狈由两只车夫拉到车大灯前面,它试探性地用前爪挠了挠保险杆,然后嗷了一声,一只狼会意地咬住他的后颈,然后跃上车前盖,将狈放下,后者慢慢地爬上前,紫眸定定地看着沈晋初。
在这样压迫性的目光下,沈晋初不得不丢脸地承认,他被一只扁毛畜生压制得一动不敢动,狈伸出舌头舔舔自己的鼻子,然后向前窗上一倒,它身体轻,造成的震动远没有之前的攻击来得猛烈,但却让沈晋初心底发凉。
狈又轻微地在玻璃各个位置撞了几次,便被旁边的狼叼了下去,几声嗥叫的简短交流后,狼群开始了狂风暴雨的攻击,它们不再傻乎乎地用头撞击,而是用身体撞,都是砸在前窗的中心位置,开始沈晋初一直在尖叫,直到后来“啊啊啊”地再也说不出话,他承认自己很没有男子汉气概,但任何在天朝底下安居乐业的五好公民碰到这情况谁还沉得住气啊,有时三匹狼一起撞击力道之大让林霖都眼皮狂跳,感觉车就要被掀翻。

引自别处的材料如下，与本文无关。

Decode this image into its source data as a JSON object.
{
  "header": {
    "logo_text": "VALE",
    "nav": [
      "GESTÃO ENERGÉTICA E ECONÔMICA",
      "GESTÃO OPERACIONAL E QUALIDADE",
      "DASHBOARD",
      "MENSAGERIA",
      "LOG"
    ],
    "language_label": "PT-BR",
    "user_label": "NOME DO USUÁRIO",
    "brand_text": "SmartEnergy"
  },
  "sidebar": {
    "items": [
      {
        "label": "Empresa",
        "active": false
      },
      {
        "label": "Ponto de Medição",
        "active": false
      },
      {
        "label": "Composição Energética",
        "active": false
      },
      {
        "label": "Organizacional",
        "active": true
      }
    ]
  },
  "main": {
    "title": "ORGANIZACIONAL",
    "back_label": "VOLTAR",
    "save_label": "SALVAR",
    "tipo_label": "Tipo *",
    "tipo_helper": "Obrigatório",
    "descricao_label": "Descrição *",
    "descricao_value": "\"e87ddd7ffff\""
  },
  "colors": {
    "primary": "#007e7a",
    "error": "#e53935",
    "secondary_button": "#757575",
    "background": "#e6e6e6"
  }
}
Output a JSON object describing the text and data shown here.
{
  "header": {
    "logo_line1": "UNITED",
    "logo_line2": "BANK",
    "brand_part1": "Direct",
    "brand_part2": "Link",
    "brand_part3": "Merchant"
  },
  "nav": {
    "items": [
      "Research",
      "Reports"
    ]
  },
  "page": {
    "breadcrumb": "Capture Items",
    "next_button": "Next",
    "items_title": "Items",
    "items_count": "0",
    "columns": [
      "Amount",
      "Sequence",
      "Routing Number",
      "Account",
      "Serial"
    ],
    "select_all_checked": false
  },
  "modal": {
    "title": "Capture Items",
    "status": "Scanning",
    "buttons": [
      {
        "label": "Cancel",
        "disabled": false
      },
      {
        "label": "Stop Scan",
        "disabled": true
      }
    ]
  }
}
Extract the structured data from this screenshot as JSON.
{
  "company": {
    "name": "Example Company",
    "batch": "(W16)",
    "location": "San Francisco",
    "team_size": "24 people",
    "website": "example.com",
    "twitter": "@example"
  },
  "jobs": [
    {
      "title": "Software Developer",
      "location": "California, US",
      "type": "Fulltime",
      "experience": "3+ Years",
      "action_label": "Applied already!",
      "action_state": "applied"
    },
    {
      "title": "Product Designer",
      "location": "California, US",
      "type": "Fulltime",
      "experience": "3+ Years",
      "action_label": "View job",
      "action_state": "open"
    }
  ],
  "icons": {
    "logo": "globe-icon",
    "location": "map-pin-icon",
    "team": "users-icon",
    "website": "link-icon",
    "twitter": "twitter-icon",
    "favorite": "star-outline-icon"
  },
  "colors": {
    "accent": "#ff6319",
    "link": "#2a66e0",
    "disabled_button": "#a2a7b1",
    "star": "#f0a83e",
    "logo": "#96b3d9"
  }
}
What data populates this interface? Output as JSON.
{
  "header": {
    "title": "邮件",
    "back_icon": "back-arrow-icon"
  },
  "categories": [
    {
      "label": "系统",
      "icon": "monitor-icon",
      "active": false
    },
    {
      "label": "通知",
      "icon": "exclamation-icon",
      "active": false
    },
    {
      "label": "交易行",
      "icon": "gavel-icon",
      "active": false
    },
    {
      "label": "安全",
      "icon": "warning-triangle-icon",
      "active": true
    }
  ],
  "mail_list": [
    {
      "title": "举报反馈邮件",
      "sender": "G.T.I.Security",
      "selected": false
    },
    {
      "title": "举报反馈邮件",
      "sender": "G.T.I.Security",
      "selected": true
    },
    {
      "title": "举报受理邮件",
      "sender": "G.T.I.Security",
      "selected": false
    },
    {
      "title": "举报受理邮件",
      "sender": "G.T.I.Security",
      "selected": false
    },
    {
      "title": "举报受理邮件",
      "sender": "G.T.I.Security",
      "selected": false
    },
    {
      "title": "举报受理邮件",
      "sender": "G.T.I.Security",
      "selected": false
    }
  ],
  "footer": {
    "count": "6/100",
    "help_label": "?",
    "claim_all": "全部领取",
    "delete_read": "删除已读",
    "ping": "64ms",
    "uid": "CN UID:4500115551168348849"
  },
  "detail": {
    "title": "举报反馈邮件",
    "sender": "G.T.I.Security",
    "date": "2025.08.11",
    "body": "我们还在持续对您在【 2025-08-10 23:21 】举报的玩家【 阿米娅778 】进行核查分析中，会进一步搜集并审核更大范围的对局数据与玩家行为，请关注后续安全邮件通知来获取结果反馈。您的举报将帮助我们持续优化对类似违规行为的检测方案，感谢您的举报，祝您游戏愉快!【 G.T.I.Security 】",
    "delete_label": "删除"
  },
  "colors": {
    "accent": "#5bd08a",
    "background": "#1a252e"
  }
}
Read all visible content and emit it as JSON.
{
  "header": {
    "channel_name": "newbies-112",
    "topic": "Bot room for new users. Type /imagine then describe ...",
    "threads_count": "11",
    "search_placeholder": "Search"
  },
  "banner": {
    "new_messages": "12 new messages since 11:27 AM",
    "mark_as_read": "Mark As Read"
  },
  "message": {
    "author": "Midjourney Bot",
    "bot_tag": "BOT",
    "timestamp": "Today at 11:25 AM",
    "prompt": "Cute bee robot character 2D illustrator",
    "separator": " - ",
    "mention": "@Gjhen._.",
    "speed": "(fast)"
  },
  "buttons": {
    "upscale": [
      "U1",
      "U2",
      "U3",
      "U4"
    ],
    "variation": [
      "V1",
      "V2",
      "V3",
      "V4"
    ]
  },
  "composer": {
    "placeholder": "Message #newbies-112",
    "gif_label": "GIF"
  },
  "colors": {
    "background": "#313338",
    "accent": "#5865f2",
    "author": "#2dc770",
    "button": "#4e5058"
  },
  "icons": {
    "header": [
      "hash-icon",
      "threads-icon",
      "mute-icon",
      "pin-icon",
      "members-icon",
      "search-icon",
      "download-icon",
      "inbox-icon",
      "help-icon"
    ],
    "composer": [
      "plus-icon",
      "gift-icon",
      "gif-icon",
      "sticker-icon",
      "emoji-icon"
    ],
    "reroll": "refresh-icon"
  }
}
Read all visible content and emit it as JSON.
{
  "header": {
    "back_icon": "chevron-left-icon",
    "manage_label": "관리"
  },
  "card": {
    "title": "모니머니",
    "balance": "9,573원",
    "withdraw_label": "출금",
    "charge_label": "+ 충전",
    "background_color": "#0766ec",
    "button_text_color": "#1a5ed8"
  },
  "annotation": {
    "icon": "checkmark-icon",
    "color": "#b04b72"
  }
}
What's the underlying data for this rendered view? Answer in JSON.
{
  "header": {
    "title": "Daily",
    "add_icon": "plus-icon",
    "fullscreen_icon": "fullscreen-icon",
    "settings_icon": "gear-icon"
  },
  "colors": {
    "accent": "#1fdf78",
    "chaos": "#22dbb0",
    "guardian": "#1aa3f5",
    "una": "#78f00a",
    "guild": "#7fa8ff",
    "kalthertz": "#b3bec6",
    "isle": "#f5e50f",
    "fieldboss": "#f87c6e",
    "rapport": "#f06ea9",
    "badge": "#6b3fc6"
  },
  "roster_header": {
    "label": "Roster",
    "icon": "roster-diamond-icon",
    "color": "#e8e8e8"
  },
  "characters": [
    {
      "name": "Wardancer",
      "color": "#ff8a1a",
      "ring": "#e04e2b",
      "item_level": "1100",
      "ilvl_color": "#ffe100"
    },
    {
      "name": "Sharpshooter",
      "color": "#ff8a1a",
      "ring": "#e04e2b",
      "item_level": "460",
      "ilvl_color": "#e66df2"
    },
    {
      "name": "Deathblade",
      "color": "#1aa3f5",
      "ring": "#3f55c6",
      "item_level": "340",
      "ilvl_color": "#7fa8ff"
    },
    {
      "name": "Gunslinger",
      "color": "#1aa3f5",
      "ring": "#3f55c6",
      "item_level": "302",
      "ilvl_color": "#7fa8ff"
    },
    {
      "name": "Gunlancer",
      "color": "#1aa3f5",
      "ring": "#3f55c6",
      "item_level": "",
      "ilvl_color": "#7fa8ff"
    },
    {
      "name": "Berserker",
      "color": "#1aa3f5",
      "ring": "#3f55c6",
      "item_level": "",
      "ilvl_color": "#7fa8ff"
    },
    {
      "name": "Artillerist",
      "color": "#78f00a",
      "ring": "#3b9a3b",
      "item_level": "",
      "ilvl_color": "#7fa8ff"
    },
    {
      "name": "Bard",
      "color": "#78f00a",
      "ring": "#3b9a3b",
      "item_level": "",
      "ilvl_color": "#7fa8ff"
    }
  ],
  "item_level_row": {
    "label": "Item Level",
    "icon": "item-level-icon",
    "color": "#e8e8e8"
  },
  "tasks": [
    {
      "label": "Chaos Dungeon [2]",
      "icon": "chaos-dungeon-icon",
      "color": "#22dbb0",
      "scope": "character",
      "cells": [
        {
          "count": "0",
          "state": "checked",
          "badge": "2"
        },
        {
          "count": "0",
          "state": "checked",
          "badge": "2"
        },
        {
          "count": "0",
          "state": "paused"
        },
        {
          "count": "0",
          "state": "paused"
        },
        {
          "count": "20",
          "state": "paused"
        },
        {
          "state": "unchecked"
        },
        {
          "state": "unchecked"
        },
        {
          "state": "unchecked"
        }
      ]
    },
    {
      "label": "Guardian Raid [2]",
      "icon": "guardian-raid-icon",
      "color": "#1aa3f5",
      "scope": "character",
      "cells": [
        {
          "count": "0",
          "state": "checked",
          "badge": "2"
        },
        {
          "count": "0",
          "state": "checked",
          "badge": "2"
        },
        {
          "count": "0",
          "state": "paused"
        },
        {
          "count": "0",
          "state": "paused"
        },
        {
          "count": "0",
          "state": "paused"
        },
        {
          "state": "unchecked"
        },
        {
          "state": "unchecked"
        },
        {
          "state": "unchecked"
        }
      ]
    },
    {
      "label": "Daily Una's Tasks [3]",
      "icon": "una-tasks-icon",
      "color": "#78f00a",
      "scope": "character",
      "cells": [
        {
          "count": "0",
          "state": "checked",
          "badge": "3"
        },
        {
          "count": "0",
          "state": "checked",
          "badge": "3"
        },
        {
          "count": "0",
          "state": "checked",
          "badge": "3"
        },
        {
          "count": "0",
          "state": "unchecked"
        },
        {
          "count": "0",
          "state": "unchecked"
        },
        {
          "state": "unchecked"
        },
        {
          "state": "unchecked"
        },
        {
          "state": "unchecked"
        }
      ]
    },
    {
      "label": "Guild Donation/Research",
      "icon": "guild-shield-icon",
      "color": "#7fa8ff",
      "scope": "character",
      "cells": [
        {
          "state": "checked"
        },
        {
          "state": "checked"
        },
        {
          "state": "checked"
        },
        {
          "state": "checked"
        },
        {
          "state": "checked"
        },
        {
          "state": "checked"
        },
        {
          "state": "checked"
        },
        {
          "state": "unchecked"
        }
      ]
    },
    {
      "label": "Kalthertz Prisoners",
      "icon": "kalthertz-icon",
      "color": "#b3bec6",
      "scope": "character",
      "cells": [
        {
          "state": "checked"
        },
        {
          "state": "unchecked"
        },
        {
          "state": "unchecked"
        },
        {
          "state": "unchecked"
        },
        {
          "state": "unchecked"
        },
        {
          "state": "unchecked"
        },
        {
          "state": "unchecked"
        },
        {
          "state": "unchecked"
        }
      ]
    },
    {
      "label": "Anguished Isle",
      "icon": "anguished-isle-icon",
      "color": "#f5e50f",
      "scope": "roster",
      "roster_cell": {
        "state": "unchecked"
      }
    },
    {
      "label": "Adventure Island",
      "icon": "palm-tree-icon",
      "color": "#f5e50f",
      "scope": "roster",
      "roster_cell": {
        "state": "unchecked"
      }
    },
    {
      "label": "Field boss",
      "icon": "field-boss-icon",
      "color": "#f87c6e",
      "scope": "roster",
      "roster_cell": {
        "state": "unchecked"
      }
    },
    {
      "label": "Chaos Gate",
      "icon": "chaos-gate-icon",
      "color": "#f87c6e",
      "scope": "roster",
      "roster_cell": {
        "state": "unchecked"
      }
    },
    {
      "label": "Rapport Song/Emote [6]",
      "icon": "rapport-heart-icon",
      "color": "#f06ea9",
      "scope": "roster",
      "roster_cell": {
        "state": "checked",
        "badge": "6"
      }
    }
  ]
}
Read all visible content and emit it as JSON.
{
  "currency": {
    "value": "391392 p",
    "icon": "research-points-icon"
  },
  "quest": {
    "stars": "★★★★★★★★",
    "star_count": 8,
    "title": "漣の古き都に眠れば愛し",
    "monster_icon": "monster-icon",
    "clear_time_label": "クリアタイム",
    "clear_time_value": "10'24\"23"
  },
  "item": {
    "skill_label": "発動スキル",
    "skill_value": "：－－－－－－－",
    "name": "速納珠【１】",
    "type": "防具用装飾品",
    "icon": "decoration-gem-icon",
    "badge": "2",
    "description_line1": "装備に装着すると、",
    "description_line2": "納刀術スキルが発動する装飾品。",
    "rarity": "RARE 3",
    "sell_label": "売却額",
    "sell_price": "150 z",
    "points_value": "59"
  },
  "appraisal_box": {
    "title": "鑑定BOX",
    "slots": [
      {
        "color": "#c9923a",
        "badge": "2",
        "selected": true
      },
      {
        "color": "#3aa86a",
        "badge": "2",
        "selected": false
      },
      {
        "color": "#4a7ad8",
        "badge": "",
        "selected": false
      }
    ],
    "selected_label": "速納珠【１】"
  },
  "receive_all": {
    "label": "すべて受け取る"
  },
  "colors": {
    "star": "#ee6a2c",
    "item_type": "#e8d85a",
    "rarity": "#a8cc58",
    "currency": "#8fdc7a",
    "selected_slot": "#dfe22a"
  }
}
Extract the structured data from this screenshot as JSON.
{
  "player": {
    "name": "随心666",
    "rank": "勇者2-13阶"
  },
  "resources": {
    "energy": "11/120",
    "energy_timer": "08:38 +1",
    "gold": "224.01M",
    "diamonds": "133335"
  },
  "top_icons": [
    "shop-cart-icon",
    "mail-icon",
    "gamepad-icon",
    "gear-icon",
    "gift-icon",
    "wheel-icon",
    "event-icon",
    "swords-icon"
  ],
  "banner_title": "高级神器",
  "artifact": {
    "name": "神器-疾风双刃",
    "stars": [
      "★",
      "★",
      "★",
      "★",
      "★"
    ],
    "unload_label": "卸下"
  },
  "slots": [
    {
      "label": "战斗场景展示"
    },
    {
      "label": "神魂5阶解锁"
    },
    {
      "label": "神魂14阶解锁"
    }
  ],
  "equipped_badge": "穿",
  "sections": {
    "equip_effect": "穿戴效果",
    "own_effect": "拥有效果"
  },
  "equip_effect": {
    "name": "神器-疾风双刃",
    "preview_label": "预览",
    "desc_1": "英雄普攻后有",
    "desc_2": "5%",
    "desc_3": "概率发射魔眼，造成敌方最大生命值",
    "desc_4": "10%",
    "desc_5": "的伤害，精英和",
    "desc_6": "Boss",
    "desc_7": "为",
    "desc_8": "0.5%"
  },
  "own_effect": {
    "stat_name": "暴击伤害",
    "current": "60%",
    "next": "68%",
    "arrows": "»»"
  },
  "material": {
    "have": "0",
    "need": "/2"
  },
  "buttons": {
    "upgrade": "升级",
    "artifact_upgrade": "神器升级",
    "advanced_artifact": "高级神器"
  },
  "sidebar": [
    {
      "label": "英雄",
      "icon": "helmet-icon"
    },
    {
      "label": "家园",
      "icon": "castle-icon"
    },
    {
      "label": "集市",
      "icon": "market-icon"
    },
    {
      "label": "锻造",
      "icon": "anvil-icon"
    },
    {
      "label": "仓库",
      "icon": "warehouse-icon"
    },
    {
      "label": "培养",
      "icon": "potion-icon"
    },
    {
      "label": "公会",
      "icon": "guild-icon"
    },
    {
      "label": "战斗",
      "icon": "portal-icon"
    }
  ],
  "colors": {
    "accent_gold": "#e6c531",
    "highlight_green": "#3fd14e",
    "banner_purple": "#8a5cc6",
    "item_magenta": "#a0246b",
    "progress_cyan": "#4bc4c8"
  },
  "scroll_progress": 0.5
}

林霖已经在球杆两边绑好了棉布,看看这个怯懦的人质,眼中闪过一丝鄙夷,却还是将球杆折断递给他一截,有只火把在身也能为生存增加可能性。
“砰”的一声,玻璃不堪重负产生了裂纹,一朵白色透明的花绽放在前窗上,狼群高兴地对月长嗥,然后更加有干劲地攻击,沈晋初握着手中的简易火把,脸上茫然,心里一片冰凉,他就要凭这具柔弱的人类身躯,去对付这些有尖牙利爪的运动健将吗?